Andrew Sullivan ajs at anvilwalrusden.com
Thu May 17 19:51:46 UTC 2012

On Thu, May 17, 2012 at 02:21:58PM -0400, Olafur Gudmundsson wrote:
> I think the point that PaulV has been making is lets document the
> best practices and learn from past mistakes and contain errors.

And the point that I (and, not to speak for him, I think Joe) was
making was that there are no best practices here that are in any way
better than "collaborate with someone who'll happily give you a root
feed given that they know about you".  The alternatives are all
degenerate from that.

> I can easily envision the document covering this case by saying:
> "if you provision a root zone copy in your organization all your
> resolvers SHOULD do DNSSEC validation"

And so there you are, DiscountISPCorp, and you're following the best
practices.  You will ensure such DNSSEC validation how, exactly?

You seem to be missing the point of what I was arguing (and what I
think Joe was arguing): a significant number of people who will claim
to take this advice will be so clueless as to be incapable of
following it.  The people who don't fall into that camp don't _need_
the advice, because they already know they need to check their logs
and so on.  They can already AXFR the root zone from the many places
where it's available.

If one publishes a BCP on this, then there will be a class of
organization in which clueless managers instruct hapless lackeys to
implement something because it is best.  The lackeys will immediately
say, "Yes sir/ma'am," go and turn it on, and do absolutely nothing
about monitoring and so on; and since the failure to do most of the
best practices will be invisible as long as everything is working, the
lackeys will have done their job.  They'll move on.  Months or years
later, there will be a problem and everyone will cast the blame in the
wrong place.  This will cause public consultations in which the "root
cause" will be identified as some perfectly reasonable change to the
root zone operational procedures, and there will be yet more totally
stupid pressure to change root zone operations in order to ensure that
someone's minister's brother isn't embarrassed.
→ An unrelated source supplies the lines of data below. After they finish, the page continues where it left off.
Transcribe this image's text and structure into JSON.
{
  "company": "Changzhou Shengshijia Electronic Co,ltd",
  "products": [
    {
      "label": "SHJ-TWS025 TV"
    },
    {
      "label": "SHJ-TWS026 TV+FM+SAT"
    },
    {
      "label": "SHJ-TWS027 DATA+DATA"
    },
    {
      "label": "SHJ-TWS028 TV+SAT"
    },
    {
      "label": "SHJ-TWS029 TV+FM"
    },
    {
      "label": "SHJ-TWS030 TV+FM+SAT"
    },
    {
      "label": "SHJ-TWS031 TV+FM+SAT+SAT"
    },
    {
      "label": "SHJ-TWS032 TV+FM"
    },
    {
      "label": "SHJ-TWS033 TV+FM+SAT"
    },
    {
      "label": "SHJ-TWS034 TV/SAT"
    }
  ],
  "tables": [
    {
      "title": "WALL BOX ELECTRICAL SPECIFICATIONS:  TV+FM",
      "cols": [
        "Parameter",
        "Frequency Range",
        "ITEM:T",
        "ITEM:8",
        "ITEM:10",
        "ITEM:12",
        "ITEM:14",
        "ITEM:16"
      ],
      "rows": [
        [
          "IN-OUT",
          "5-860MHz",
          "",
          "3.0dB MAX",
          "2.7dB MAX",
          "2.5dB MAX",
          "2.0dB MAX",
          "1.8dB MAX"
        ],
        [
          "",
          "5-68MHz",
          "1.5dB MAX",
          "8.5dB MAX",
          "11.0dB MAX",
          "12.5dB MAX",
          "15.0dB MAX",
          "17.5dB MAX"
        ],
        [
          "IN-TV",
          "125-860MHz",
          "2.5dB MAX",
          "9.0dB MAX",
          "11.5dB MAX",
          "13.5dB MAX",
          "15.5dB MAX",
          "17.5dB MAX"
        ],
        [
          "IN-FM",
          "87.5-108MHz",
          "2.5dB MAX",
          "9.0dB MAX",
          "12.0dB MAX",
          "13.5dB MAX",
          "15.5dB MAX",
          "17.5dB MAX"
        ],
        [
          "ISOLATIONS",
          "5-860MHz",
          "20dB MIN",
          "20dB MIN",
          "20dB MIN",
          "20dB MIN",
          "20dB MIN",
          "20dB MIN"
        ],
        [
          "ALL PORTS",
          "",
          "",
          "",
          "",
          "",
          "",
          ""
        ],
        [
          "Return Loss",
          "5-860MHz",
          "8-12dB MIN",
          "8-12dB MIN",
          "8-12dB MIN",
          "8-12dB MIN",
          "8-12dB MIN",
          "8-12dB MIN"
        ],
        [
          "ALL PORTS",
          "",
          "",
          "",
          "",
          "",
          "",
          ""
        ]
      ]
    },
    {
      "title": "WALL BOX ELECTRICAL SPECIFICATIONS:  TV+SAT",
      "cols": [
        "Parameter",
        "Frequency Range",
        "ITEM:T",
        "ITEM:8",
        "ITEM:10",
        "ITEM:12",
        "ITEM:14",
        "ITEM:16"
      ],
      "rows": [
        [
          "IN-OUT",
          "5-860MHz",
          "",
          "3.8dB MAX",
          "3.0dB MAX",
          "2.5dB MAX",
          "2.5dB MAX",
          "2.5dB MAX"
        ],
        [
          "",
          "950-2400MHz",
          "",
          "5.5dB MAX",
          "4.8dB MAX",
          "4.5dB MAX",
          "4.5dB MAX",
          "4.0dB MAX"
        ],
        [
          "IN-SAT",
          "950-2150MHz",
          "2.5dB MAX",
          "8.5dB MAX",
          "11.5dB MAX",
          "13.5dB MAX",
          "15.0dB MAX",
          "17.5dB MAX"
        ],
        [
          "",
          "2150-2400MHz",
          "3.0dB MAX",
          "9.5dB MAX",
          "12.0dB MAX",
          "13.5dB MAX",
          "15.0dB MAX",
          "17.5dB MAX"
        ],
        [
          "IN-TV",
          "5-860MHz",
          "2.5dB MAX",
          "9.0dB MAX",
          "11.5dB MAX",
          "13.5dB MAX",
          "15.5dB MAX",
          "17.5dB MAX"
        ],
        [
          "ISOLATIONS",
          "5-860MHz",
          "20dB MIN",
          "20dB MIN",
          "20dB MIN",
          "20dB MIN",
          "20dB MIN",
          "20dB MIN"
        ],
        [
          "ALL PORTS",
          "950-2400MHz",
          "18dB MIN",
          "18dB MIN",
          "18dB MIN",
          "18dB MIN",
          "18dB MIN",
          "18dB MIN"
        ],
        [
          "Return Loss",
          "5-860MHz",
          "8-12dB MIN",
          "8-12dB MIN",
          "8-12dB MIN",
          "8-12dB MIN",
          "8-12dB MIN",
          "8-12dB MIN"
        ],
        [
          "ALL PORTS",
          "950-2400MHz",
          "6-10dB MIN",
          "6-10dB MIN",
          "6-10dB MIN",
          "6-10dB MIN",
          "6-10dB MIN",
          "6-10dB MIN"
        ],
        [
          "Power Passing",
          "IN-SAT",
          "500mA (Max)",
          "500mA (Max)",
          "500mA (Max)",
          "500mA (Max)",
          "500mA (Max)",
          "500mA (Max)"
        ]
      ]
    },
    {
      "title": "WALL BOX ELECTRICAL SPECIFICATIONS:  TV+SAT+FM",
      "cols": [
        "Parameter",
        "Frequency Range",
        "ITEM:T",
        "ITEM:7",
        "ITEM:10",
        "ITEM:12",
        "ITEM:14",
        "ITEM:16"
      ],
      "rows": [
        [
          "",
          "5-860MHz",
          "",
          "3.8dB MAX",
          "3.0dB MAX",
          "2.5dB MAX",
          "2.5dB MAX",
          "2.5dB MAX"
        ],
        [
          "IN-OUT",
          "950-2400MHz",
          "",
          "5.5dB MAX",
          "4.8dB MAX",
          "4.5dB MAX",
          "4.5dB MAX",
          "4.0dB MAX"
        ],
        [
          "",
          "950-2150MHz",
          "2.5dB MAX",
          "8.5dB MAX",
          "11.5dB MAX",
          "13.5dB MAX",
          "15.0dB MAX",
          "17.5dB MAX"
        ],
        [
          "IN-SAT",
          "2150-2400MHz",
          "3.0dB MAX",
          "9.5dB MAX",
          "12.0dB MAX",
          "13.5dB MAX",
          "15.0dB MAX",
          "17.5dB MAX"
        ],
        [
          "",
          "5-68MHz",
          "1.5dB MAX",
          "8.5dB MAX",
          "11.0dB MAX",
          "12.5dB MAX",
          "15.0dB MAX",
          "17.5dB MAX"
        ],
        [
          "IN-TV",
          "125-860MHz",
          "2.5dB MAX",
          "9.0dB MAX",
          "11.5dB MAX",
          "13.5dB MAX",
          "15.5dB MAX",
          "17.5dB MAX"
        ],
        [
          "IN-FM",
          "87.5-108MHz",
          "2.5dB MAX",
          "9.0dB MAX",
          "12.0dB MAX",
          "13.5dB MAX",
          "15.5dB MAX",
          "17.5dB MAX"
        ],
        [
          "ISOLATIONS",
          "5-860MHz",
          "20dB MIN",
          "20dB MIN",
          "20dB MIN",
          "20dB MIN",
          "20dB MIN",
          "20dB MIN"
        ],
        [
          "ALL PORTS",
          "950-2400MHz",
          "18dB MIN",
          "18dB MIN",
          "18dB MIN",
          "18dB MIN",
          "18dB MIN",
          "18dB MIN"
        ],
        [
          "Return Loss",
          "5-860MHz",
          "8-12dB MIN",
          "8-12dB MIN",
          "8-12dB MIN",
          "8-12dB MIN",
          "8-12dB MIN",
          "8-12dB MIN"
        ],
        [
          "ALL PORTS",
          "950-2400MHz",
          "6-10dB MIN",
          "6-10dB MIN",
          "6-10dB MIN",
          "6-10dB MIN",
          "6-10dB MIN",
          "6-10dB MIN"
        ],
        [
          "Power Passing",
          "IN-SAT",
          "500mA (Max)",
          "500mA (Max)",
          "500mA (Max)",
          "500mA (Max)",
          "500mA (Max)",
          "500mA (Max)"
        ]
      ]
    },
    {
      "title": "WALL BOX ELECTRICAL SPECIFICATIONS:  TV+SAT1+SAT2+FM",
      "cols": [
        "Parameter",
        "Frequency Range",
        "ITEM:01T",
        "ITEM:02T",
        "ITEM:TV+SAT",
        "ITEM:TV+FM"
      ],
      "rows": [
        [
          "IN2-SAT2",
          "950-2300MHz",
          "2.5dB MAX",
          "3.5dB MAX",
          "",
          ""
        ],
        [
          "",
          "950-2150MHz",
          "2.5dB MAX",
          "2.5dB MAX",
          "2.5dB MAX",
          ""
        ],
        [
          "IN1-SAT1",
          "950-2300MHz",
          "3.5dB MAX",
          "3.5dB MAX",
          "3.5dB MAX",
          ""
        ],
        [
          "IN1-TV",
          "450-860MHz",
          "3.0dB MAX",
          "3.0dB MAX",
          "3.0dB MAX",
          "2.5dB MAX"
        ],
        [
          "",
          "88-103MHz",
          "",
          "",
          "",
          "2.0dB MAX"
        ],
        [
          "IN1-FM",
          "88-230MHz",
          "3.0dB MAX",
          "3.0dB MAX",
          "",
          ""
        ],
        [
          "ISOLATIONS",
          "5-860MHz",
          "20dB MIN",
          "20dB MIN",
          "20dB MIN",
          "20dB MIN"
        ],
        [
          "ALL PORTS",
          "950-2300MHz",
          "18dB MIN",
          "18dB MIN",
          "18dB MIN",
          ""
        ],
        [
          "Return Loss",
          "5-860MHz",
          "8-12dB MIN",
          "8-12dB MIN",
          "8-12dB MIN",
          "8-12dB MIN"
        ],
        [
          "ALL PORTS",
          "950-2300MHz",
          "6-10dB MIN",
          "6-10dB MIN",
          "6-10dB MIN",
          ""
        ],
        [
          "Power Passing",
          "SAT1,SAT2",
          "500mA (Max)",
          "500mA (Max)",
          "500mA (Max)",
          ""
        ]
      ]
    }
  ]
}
My employer has a customer support department, and I look at this plan
and see my employer's money being flushed away for absolutely no
discernible benefit to the gross Internet population.  What is this
supposed to solve?  The dubious problems observed in the pingdom

It's not like we have no example of why this sort of one-way
distribution with no co-ordination causes problems: AS112 has the same
problem.  There have been suggestions of altering what AS112 serves,
and every time someone points out that it's hard because we don't know
whether everyone participating in AS112 actually follows all the
rules.  For AS112, this seems to me like a perfectly acceptable
answer.  For the root zone, it does not.